Entretanto, o conteúdo sumulado, que também já havia sido objeto de julgamento pelo STJ em sede de recursos repetitivos (REsp 1.199.715/RJ e REsp 1108013/RJ), não possuía caráter vinculante, mas sim tinha apenas caráter de orientação jurisprudencial.
Assim sendo, tendo em vista a sistemática pátria de controle concentrado de constitucionalidade, o entendimento até então predominante foi afetado pelo reconhecimento por parte do Supremo Tribunal Federal de repercussão geral no recurso extraordinário 114005, que representa o Tema n° 1002 do STF, litteris:
Direito Constitucional. Recurso Extraordinário. Pagamento de honorários à Defensoria Pública que litiga contra o ente público ao qual se vincula.

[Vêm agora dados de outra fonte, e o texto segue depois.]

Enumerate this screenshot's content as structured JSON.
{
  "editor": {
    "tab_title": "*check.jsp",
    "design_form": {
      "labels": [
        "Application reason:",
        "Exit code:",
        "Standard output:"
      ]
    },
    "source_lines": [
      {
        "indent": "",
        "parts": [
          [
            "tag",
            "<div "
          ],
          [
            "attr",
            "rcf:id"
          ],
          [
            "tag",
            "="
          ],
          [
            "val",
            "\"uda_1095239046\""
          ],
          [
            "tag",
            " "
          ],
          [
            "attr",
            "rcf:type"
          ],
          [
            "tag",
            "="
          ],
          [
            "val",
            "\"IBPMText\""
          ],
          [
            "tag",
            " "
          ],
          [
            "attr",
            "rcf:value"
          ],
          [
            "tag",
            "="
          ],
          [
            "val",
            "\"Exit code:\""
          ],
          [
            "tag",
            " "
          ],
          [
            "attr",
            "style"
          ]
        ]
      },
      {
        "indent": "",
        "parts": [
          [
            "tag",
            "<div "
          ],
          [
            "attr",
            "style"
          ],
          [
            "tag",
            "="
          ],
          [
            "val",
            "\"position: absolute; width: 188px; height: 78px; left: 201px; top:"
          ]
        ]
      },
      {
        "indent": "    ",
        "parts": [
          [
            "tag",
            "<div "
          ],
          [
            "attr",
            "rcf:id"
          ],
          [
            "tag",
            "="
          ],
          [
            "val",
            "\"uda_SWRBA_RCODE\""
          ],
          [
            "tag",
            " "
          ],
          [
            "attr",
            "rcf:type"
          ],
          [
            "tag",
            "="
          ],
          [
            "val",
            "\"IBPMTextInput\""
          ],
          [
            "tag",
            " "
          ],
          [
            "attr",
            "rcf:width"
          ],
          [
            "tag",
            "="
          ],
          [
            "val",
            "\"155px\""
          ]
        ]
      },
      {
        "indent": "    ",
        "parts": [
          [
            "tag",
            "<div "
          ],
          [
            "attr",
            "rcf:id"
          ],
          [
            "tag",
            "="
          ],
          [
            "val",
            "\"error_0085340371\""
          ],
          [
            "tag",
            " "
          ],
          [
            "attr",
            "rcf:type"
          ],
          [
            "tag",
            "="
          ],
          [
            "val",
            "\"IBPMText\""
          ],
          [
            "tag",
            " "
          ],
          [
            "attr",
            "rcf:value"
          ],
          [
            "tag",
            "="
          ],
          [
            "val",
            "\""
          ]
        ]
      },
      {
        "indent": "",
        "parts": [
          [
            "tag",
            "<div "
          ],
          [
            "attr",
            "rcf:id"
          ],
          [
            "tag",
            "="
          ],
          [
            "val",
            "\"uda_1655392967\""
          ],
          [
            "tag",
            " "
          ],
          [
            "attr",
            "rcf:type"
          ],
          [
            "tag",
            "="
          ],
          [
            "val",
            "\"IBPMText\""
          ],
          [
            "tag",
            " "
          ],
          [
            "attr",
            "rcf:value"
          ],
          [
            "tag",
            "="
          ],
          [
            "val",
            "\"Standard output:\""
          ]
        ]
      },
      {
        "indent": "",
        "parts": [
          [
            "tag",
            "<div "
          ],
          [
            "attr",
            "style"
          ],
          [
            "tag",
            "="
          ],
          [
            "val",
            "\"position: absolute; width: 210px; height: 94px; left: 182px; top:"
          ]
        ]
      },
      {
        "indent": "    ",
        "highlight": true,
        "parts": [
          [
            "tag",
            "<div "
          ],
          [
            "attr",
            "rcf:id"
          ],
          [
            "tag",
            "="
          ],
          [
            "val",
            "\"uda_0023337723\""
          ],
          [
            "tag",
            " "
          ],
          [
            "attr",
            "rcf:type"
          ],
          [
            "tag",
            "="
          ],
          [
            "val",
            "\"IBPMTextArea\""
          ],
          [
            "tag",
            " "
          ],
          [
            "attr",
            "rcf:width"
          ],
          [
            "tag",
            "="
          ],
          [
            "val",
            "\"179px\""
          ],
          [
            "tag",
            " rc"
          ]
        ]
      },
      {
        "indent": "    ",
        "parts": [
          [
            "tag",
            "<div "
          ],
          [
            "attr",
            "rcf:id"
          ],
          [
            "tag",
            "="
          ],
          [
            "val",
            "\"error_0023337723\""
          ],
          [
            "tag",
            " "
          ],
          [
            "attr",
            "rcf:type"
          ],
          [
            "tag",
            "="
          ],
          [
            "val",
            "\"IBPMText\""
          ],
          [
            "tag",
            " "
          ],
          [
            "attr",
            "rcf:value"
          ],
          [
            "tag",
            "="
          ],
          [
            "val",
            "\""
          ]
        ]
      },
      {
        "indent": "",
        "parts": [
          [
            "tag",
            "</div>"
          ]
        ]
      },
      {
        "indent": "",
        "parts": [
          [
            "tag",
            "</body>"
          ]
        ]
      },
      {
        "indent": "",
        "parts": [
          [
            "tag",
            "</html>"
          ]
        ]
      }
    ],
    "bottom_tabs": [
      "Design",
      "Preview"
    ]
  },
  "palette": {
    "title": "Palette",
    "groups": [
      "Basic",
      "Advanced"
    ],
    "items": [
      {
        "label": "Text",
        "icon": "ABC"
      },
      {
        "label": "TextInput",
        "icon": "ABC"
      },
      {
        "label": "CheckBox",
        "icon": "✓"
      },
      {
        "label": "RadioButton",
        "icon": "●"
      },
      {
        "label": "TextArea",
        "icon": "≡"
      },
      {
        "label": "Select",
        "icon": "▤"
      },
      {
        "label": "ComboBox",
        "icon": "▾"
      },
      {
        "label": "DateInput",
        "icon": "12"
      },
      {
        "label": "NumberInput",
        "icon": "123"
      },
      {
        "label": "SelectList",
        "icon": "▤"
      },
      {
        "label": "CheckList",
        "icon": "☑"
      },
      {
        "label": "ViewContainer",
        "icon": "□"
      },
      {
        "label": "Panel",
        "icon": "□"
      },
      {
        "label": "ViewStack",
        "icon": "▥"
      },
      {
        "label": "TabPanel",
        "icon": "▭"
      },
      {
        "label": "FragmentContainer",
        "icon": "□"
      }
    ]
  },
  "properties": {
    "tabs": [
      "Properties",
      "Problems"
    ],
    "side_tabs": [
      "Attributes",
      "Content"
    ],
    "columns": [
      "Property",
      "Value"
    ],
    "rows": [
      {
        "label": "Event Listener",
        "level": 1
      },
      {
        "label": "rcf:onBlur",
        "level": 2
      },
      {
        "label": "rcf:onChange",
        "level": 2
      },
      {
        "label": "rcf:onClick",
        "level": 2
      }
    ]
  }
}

Presença de repercussão geral. 1. A decisão recorrida excluiu a condenação da União ao pagamento de honorários advocatícios à Defensoria Pública da União. 2. A possibilidade de se condenar ente federativo a pagar honorários advocatícios à Defensoria Pública que o integra teve a repercussão geral negada no RE 592.730, Rel. Min. Menezes Direito, paradigma do tema nº 134. 3. As Emendas Constitucionais nº 74/2013 e nº 80/2014, que asseguraram autonomia administrativa às Defensorias Públicas, representaram alteração relevante do quadro normativo, o que justifica a rediscussão da questão. 4. Constitui questão constitucional relevante definir se os entes federativos devem pagar honorários advocatícios às Defensorias Públicas que os integram. 5. Repercussão geral reconhecida. (RE 1140005 RG/RJ - Relator Min. ROBERTO BARROSO, Tribunal Pleno, DJe 10-08-2018).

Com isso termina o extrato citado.